The leg flags we use in Delaware Bay are commonly deployed on shorebirds around the world. For many years, my coauthor Dr. Nigel Clark has been concerned about the potential for misidentification and its consequences, but misread error rates are hard to quantify. So, in 2008 he randomly withheld 20% of the flags manufactured for that field season. This provided us with real possible codes that were never deployed and a way to directly estimate the minimum error rate in our dataset if erroneous resightings of those codes appeared in the data.

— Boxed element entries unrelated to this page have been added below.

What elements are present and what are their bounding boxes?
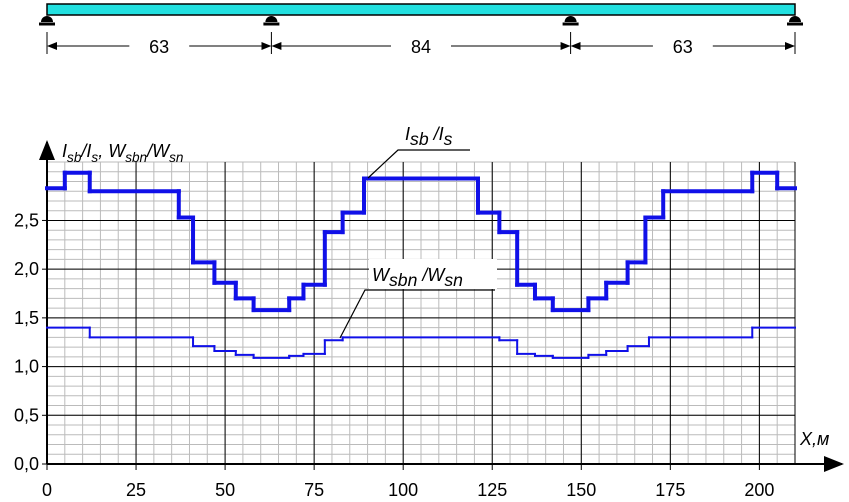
- text-part: W: [372, 265, 391, 285]
- x-axis-label: X,м: [799, 429, 829, 449]
- text-part: I: [405, 124, 410, 144]
- span-label: 63: [673, 37, 693, 57]
- support: [41, 16, 53, 22]
- text-part: /I: [429, 124, 444, 144]
- y-tick-label: 0,0: [14, 454, 39, 474]
- text-part: I: [62, 141, 67, 161]
- leader-line: [367, 149, 470, 179]
- x-tick-label: 100: [388, 480, 418, 500]
- subscript: sbn: [389, 270, 417, 290]
- support: [789, 16, 801, 22]
- subscript: s: [444, 129, 453, 149]
- y-tick-label: 2,5: [14, 210, 39, 230]
- x-tick-label: 175: [655, 480, 685, 500]
- series: [46, 326, 796, 359]
- series-label: Wsbn /Wsn: [372, 265, 463, 290]
- series-label: Isb /Is: [405, 124, 453, 149]
- text-part: , W: [98, 141, 127, 161]
- y-axis-label: Isb/Is, Wsbn/Wsn: [62, 141, 183, 165]
- series: [45, 170, 797, 313]
- y-tick-label: 0,5: [14, 405, 39, 425]
- text-part: /W: [417, 265, 446, 285]
- subscript: sb: [410, 129, 429, 149]
- x-tick-label: 150: [566, 480, 596, 500]
- text-part: /W: [145, 141, 171, 161]
- x-tick-label: 200: [744, 480, 774, 500]
- beam: [46, 3, 796, 16]
- label-bg: [369, 259, 497, 289]
- y-tick-label: 1,0: [14, 357, 39, 377]
- span-label: 84: [411, 37, 431, 57]
- leader-line: [339, 289, 495, 339]
- subscript: sb: [67, 150, 82, 165]
- text-part: /I: [79, 141, 91, 161]
- support: [564, 16, 577, 22]
- x-tick-label: 0: [42, 480, 52, 500]
- support: [265, 16, 278, 22]
- minor-grid: [46, 161, 796, 465]
- span-label: 63: [149, 37, 169, 57]
- subscript: sn: [169, 150, 183, 165]
- x-tick-label: 125: [477, 480, 507, 500]
- x-tick-label: 75: [304, 480, 324, 500]
- x-tick-label: 25: [126, 480, 146, 500]
- y-tick-label: 2,0: [14, 259, 39, 279]
- label-bg: [402, 118, 530, 148]
- subscript: sn: [444, 270, 463, 290]
- subscript: s: [91, 150, 98, 165]
- y-tick-label: 1,5: [14, 308, 39, 328]
- subscript: sbn: [125, 150, 147, 165]
- x-tick-label: 50: [215, 480, 235, 500]
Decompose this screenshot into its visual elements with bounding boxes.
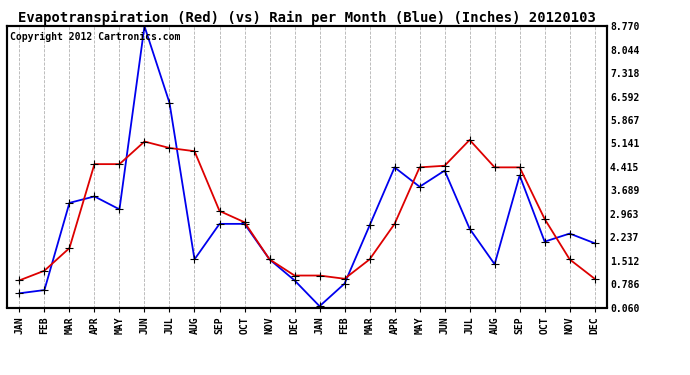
Text: Copyright 2012 Cartronics.com: Copyright 2012 Cartronics.com [10, 32, 180, 42]
Title: Evapotranspiration (Red) (vs) Rain per Month (Blue) (Inches) 20120103: Evapotranspiration (Red) (vs) Rain per M… [18, 11, 596, 25]
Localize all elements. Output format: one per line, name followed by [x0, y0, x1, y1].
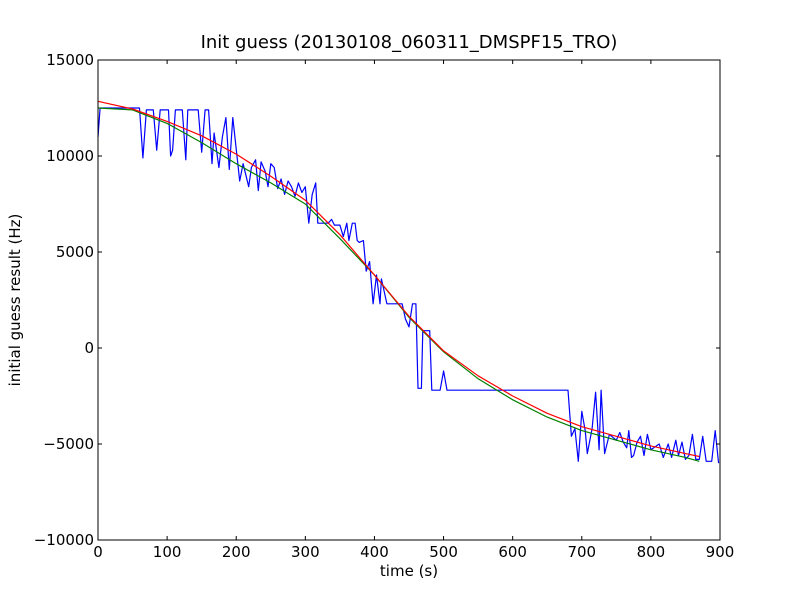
x-tick-label: 300 [291, 543, 320, 561]
series-line-2 [97, 107, 700, 462]
x-tick-label: 800 [637, 543, 666, 561]
y-tick-label: 15000 [46, 51, 94, 69]
x-tick-label: 700 [567, 543, 596, 561]
series-line-3 [97, 100, 700, 458]
series-line-1 [97, 107, 720, 464]
x-tick-label: 200 [222, 543, 251, 561]
x-tick-label: 0 [93, 543, 103, 561]
chart-title: Init guess (20130108_060311_DMSPF15_TRO) [201, 32, 618, 53]
y-tick-label: 10000 [46, 147, 94, 165]
plot-frame [97, 59, 721, 541]
series-layer [97, 100, 720, 464]
x-tick-label: 500 [429, 543, 458, 561]
x-tick-label: 400 [360, 543, 389, 561]
plot-area [98, 60, 720, 540]
y-tick-label: −5000 [43, 435, 94, 453]
x-axis-label: time (s) [380, 562, 438, 580]
x-tick-label: 100 [153, 543, 182, 561]
x-tick-label: 600 [498, 543, 527, 561]
y-tick-label: 5000 [56, 243, 94, 261]
x-tick-label: 900 [706, 543, 735, 561]
y-tick-label: −10000 [34, 531, 94, 549]
tick-layer: 0 100 200 300 400 500 600 700 800 900 −10000 −5000 0… [34, 51, 735, 561]
y-axis-label: initial guess result (Hz) [6, 214, 24, 387]
y-tick-label: 0 [84, 339, 94, 357]
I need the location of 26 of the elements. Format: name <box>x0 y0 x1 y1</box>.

We also estimated a maximum possible error rate to get a sense of the range of possible error rates in our dataset. In Delaware Bay, individuals are often seen several times a year and by multiple different observers. Considering this, we identified records where a bird was only recorded once in a year as possible misreads, which we used to estimate maximum possible misread rate, since it seemed unlikely that the same misread error would occur more than once in a year.

Based on resighting data from 2009-2018, we estimated that the minimum misread error rate in our data was 0.31% and the maximum was 6.6%. We found that both average error rate and the variation among observers decreased with experience (the total number of flags an observer had resighted). Our study showed that failing to account for misreads can lead to an apparent negative trend in survival probability over time when none exists. In our paper, we also explore some ways to help mitigate the effects of misreads through data filtering.

Volunteer-based citizen science programs provide rich datasets that can help us understand the drivers of population dynamics and declines. However, when individual misidentification is possible, it’s important to understand error rates and filter potentially suspicious records to avoid biased inferences. Failing to do so could have serious implications not only for our understanding of population declines, but also for the conservation decisions we made based on those analyses.